Conversation – 15 minutes – Throughout these short four months I have been very impressed with their acquired language. They know many vocabulary words, but they struggle with speaking in complete sentences. Many times they will do a little “Spanglish.” For example, Teacher “can I use el bano,” is a question they asked me earlier this year. Conversations are not just limited to the classroom. Sometimes we go to a local restaurant to buy lunch. At the restaurant the boys are only allowed to speak in English and discuss different vocabulary that would be said at a restaurant. For example some words would include: order, drink, lunch, or dinner. The list is endless. Consequently, we will always have a topic of discussing. Recently we have been working on describing different teachers in the school.

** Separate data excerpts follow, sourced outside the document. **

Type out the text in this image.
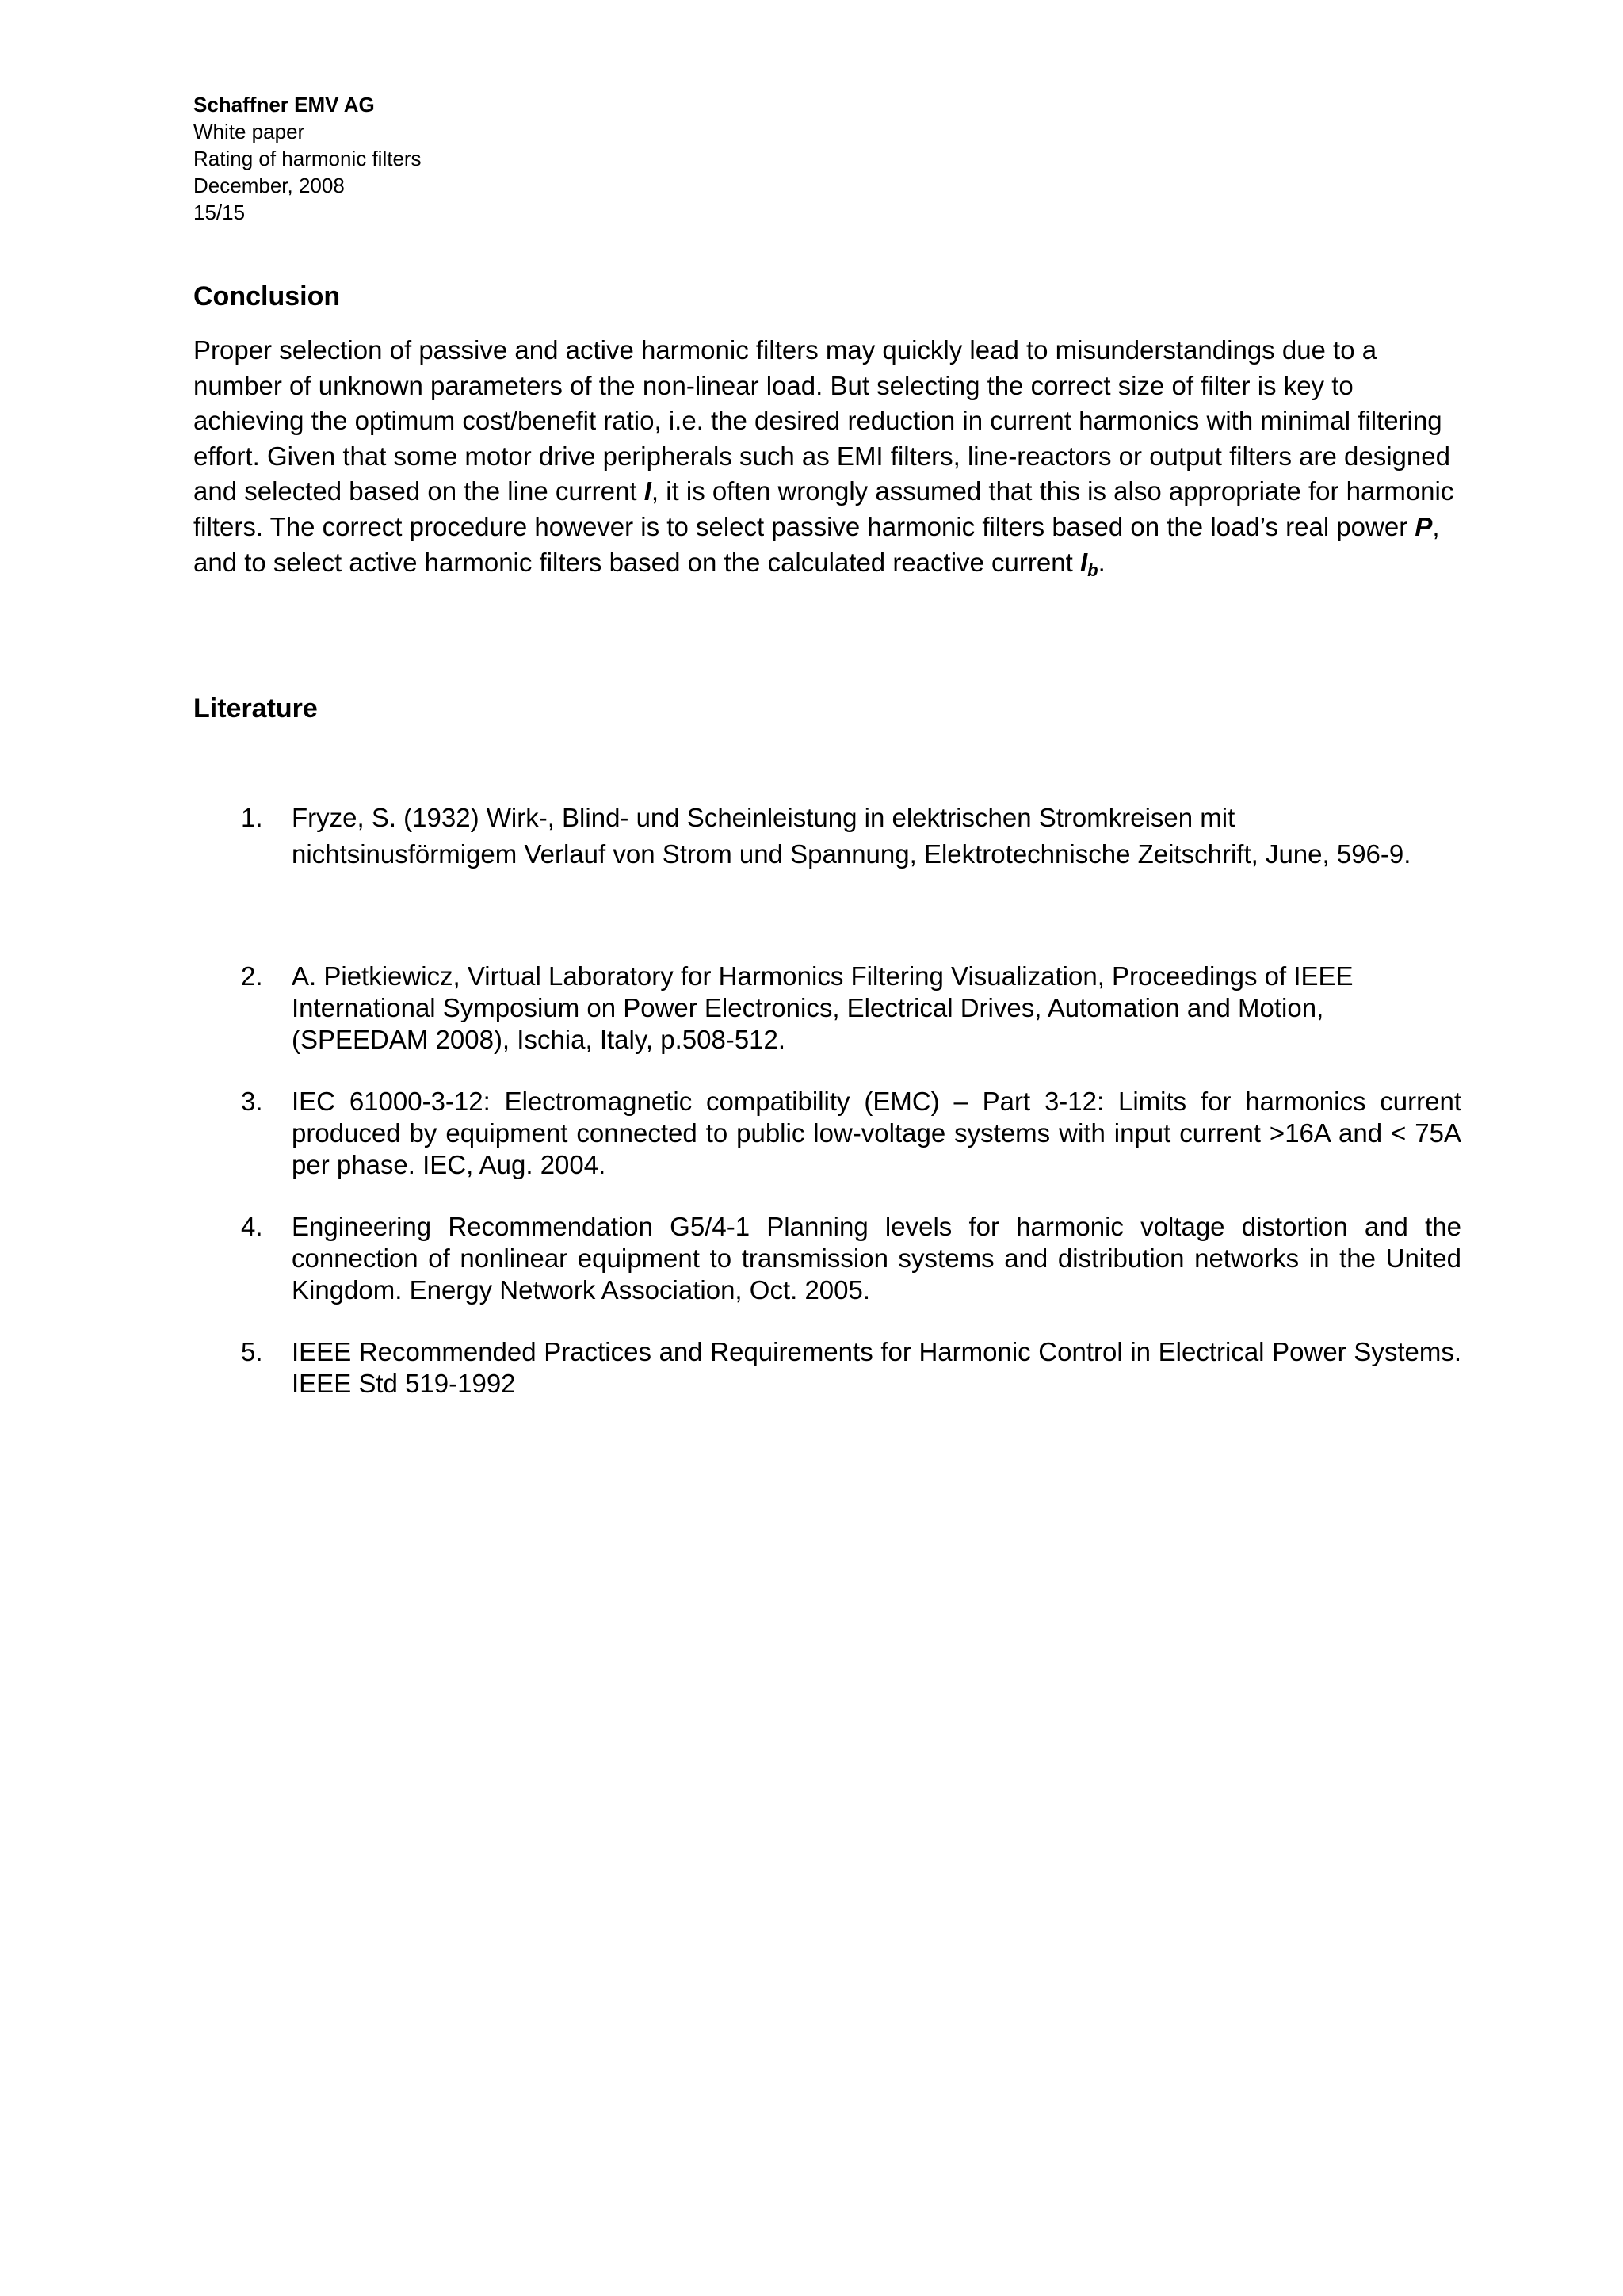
Schaffner EMV AG
White paper
Rating of harmonic filters
December, 2008
15/15
Conclusion

Proper selection of passive and active harmonic filters may quickly lead to misunderstandings due to a number of unknown parameters of the non-linear load. But selecting the correct size of filter is key to achieving the optimum cost/benefit ratio, i.e. the desired reduction in current harmonics with minimal filtering effort. Given that some motor drive peripherals such as EMI filters, line-reactors or output filters are designed and selected based on the line current I, it is often wrongly assumed that this is also appropriate for harmonic filters. The correct procedure however is to select passive harmonic filters based on the load’s real power P, and to select active harmonic filters based on the calculated reactive current $I_b$.

Literature
1.	Fryze, S. (1932) Wirk-, Blind- und Scheinleistung in elektrischen Stromkreisen mit nichtsinusförmigem Verlauf von Strom und Spannung, Elektrotechnische Zeitschrift, June, 596-9.
2.	A. Pietkiewicz, Virtual Laboratory for Harmonics Filtering Visualization, Proceedings of IEEE International Symposium on Power Electronics, Electrical Drives, Automation and Motion, (SPEEDAM 2008), Ischia, Italy, p.508-512.
3.	IEC 61000-3-12: Electromagnetic compatibility (EMC) – Part 3-12: Limits for harmonics current produced by equipment connected to public low-voltage systems with input current >16A and < 75A per phase. IEC, Aug. 2004.
4.	Engineering Recommendation G5/4-1 Planning levels for harmonic voltage distortion and the connection of nonlinear equipment to transmission systems and distribution networks in the United Kingdom. Energy Network Association, Oct. 2005.
5.	IEEE Recommended Practices and Requirements for Harmonic Control in Electrical Power Systems. IEEE Std 519-1992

Brain Break – After a half day of instruction in which students can only speak in English, these kids need a break. Breaks can consist of a five minute game of soccer outside to watching a music video of their choosing. Either way it is to take their mind off English for a short time and recharge in order to keep working.
Writing – 20 Minutes – After having a conversation, we switch to a time of writing. Typically, we continue discussing the topic of the day. I will provide a question that fits the topic and a sample answer for the students. I will then scaffold it further by providing a sentence frame. This gives me opportunities to introduce new vocabulary, strengthen vocabulary they have learned in their English classes, or reinforce different language structures, which they are going over in their English Classes.
Currently, the boys are working on describing different people. Last week, we made a Venn Diagram to compare myself with one of the other teachers in the school. They first wrote sentences comparing the teachers and from there we had an oral discussion. I had students write their opinions of each teacher on the class Venn Diagram. For their next topic, I want them to describe their personalities. We will be making an “About Me” book. The cover will feature a self portrait that they will draw (they are some of the best young artists I have seen!) and the inside will feature a paragraph of their writing.
These times with the boys have been some of my favorite during the week. They are very eager to learn English and put in their full effort in order to fully understand the language. While my short class is only a supplemental course, I love my time with these boys. The fact they are choosing to stay after school for further support speaks volumes about their dedication.